Data retrieval is a less frequently used process for Glacier, since it is an archiving storage tier. When initiating the retrieval job, you will have to mention the archive ID of the file or files you wish to recover. After the initiation process, it takes about 3 to 5 hours to retrieve your selected files. Once the process is completed, you receive a notification and you can download your archived files.

S3 – Life Cycle Integration

If you’re already using Amazon’s S3 storage tier then moving data to Glacier is very simple. This is called lifecycle capability. Due to the recent launch of the infrequent access tier (S3-IA), users now have three tier options to move their data in. Using simplistic commands, you can determine when certain data moves from S3 to S3-IA and then from S3-IA to Glacier until finally it’s deleted.

In the above example, logs are moved from S3 to S3-IA, then after 30 days it is archived into Glacier. After this data has been retained in Glacier, the data is deleted. This is just an example; users can have their own settings as per their company policy and industry regulations.

This integration makes Amazon cloud storage services an essential part of an efficient and cost effective backup and disaster recovery plan.

Third Party Tools & Gateways

There are third party service providers that enable existing infrastructure to connect with Amazon’s Glacier storage tier. One such capable service provider is StoneFly. Using StoneFly’s SCVM^TM (storage controller virtual machine) DNF security’s Network Video Recorders (NVRs), backup your video data into Glacier. This isn’t just applicable to IP video archiving; StoneFly’s products and services have a broad range of applications.

Summary

Amazon comprises of various different concepts, there are a few key concepts that are at the center of the whole concept of Glacier. First, if you’re new to Glacier, you need an account. This account lets you manage your billing and usage; it also enables to manage your security policies. After the creation of an account, you are able to create vaults; these vaults are used for storing your archives. You can have 1000 vaults per account and each vault can store an unlimited amount of archives. There are no limitations on archives; however, an archive cannot exceed the size limitations of 40TB. Glacier maintains an inventory; this inventory is a list of indexes of your archived data. It is updated once every 24 hours.

There are three ways of accessing Glacier’s archiving services. One is using Amazon’s direct API. It allows you to upload and retrieve data. In order to upload data, you have to create a vault, set your security policies and then you can upload your data. It is crucial that you scrutinize the security and accessibility policies of this created vault. The retrieval process requires 3 to 5 hours of processing and it also requires the archive ID of the file you wish to retrieve. Once the file is ready to be downloaded, the API displays a notification.
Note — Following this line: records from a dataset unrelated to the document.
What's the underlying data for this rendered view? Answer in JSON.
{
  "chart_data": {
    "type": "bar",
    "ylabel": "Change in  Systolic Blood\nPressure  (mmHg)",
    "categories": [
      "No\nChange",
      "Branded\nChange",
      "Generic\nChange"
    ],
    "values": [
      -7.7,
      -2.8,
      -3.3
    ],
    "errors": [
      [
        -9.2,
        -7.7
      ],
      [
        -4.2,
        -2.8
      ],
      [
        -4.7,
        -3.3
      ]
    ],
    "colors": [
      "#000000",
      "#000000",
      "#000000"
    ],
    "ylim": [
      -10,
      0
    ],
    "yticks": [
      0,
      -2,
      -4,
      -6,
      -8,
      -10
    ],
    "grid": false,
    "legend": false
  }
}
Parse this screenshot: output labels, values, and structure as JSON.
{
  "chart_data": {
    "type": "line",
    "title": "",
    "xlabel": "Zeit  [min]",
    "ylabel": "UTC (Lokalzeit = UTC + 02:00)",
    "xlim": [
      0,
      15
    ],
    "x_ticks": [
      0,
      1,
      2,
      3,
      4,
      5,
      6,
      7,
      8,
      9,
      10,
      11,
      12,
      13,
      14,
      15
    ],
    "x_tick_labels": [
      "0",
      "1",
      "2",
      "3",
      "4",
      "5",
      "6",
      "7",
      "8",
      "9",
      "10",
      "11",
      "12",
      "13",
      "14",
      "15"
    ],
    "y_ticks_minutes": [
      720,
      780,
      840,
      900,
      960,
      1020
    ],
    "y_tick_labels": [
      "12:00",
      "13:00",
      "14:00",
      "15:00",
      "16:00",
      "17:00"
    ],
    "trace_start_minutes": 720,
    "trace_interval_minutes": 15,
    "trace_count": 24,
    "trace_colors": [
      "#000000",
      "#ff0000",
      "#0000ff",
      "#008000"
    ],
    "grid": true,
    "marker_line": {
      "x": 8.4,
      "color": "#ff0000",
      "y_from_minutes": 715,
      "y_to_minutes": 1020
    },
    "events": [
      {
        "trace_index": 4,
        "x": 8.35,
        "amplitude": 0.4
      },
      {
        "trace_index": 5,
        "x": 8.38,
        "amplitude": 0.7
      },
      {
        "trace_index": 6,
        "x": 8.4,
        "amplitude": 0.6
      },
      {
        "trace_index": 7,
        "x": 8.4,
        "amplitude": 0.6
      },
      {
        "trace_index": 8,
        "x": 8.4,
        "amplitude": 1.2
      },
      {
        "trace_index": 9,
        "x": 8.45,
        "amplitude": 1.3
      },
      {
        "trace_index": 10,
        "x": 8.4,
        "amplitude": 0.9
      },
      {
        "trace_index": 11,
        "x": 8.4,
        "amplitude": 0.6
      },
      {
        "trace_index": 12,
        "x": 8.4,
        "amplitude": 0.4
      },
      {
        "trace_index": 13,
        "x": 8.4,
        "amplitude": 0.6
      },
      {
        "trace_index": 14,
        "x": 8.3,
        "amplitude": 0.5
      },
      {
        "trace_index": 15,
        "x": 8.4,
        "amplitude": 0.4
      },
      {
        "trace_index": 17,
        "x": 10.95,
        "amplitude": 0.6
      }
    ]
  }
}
Another way to access Glacier’s features is by using S3’s lifecycle capability. It is convenient for users who are already using S3. They can choose to move their data, based on a certain data or time period from one storage tier to the other. The third way of accessing Glacier is using third party tools and gateways. An example of an efficient and convenient third party gateway is StoneFly’s SCVM that pairs up with DNf security’s NVRs resulting in DNF cloud connection services. Using this gateway, DNF security products are able to archive recorded data directly into Glacier.